As the inimitable Barbara Mikkelson sums it up, the beauty and quiet strength of the "Desiderata" is bound up in the "A.D. 1692."

It's comforting to believe that some truths are universal, that the beauty of the human spirit is unchanging, ever present, and inviolate. A poem rife with applicability in today's world being found in a church so many centuries ago supports those comforting beliefs. That it's an unsigned piece makes it all the more beautiful: one sees these inspirational words as the anonymous writer's gift to the world. His humility kept him from signing it ... and maybe there's another lesson for us in that.

So does it matter that this is a mistake, and that the "Desiderata" was written in 1927 by a lawyer and wanna-be poet named Max from Terre Haute?

There was no forgery here. The misattribution came about via a series of understandable errors and acts of laziness. However, the mistaken belief that the work was 17th century, and thus public domain, means my mother's reprint of it on the wall was in fact a copyright violation, and there have been lawsuits by Max's heirs, including one against the Grammy-award-winning (1971) vocal recording of "Desiderata."

What do you do with great forgeries that have been taken as authentic for sufficiently long periods to have influenced the history of the world?

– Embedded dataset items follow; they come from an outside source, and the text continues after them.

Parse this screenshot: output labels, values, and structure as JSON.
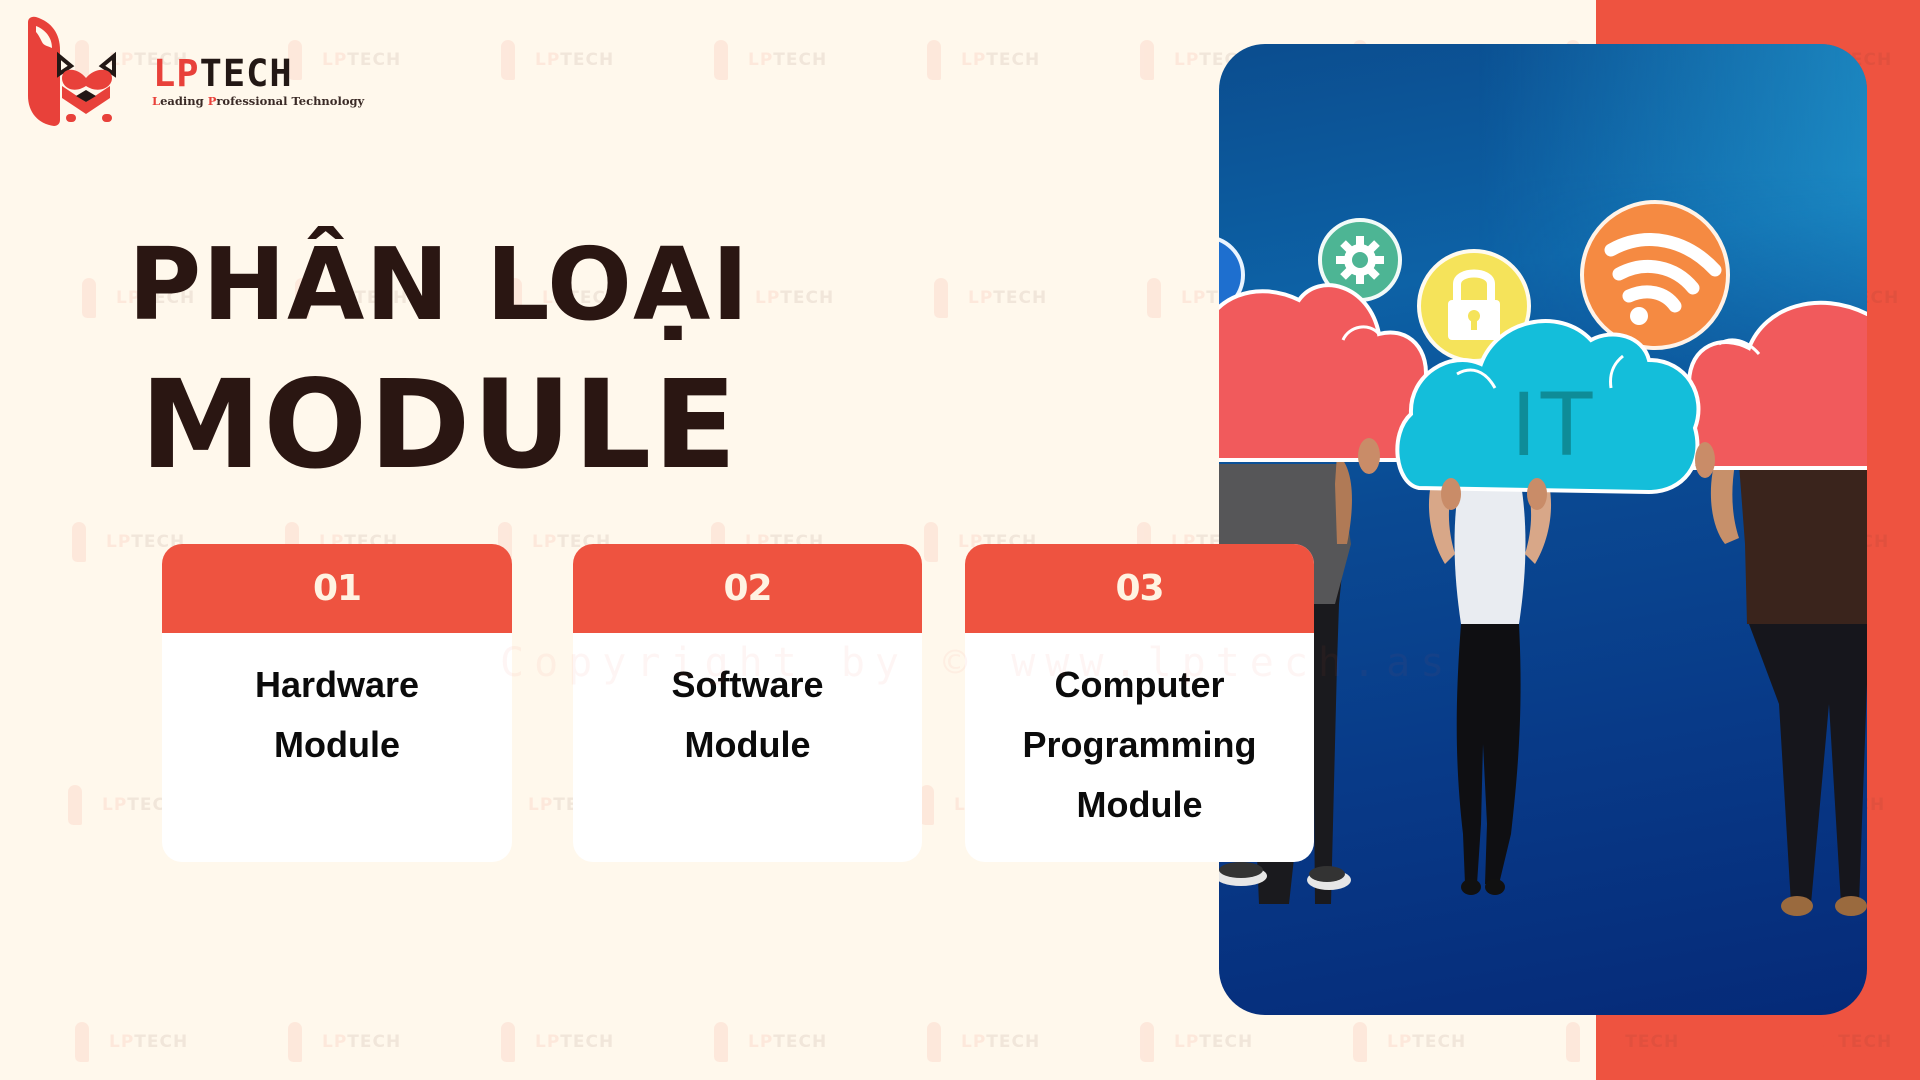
{
  "brand": {
    "logo_word_red": "LP",
    "logo_word_dark": "TECH",
    "tagline_parts": [
      {
        "text": "L",
        "accent": true
      },
      {
        "text": "eading ",
        "accent": false
      },
      {
        "text": "P",
        "accent": true
      },
      {
        "text": "rofessional Technology",
        "accent": false
      }
    ],
    "watermark_red": "LP",
    "watermark_dark": "TECH"
  },
  "title": {
    "line1": "PHÂN LOẠI",
    "line2": "MODULE"
  },
  "cards": [
    {
      "number": "01",
      "lines": [
        "Hardware",
        "Module"
      ]
    },
    {
      "number": "02",
      "lines": [
        "Software",
        "Module"
      ]
    },
    {
      "number": "03",
      "lines": [
        "Computer",
        "Programming",
        "Module"
      ]
    }
  ],
  "copyright_watermark": "Copyright by © www.lptech.as",
  "photo": {
    "sign_text": "IT",
    "icons": [
      "gear-icon",
      "lock-icon",
      "wifi-icon"
    ]
  },
  "colors": {
    "accent_red": "#EE5340",
    "background": "#FFF8EC",
    "title_text": "#2A1612",
    "card_number": "#FFF3E2"
  }
}
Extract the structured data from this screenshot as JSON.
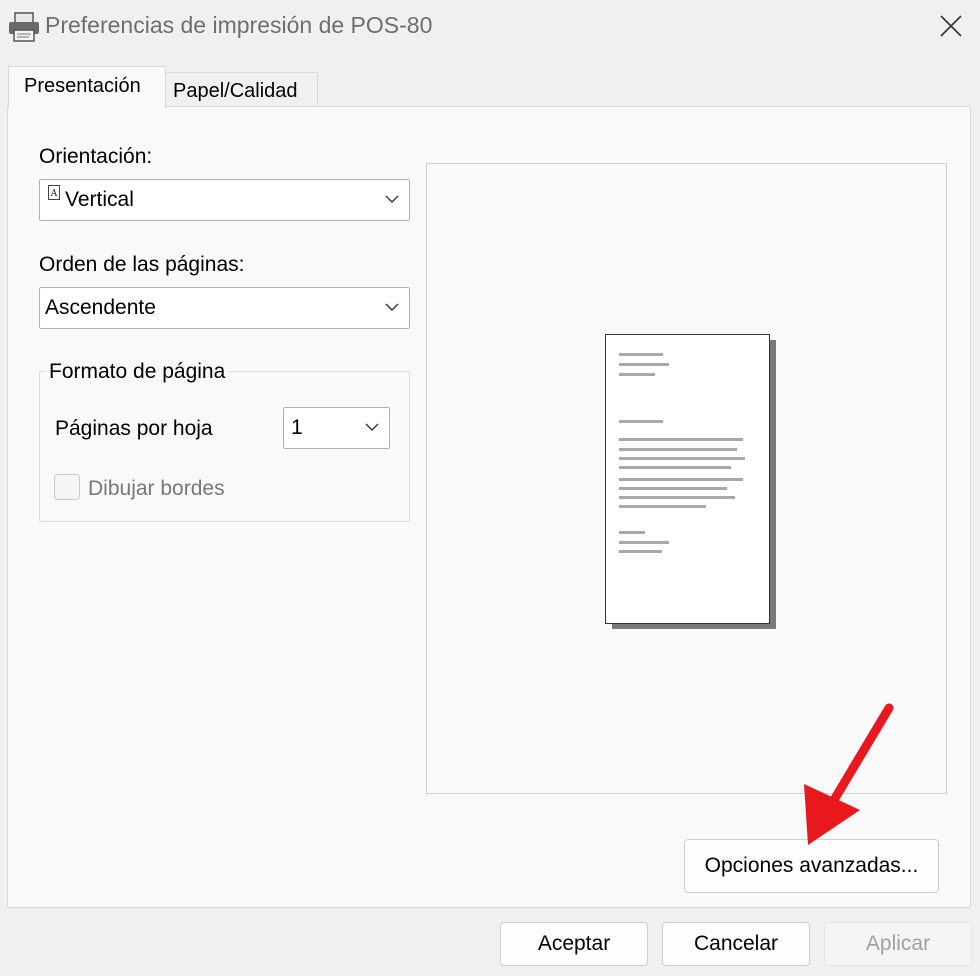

Paul warned against forged letters in his Epistles, and modern textual analysis strongly suggests that while most of "Paul's letters" were written by the same person, a few probably were by another writer. Did some of the forgeries he warned against slip into the canon?

The cycle of ancient Celtic poems by Ossian had enormous influence on the literary tastes of the late 18th century, and shaped the works of living poets like Thomas Gray. Napoleon, among other figures, was passionate about Ossian. Franz Schubert set some of them to music.

But "Ossian" turned out to be James Macpherson, the Scottish poet who claimed to have translated the works from ancient sources. In fact, he collected much traditional material, but shaped it into a false unity and gave it so much of his own stamp and filling that "Ossian" is a work of the 1750s, not prehistoric times.

The letters of Phalaris were held up by some during the English renaissance as among the finest examples of classical writing. Yet they turned out to be late classical forgeries that mention towns and imitate authors which did not exist in the time of Phalaris. Yet are they less for having been written in the second century A.D., rather than in a time not long after Homer?

Perhaps this little scandal will push classical music back into the mainstream of pop culture. It's already attained enough attention to rate a spoof.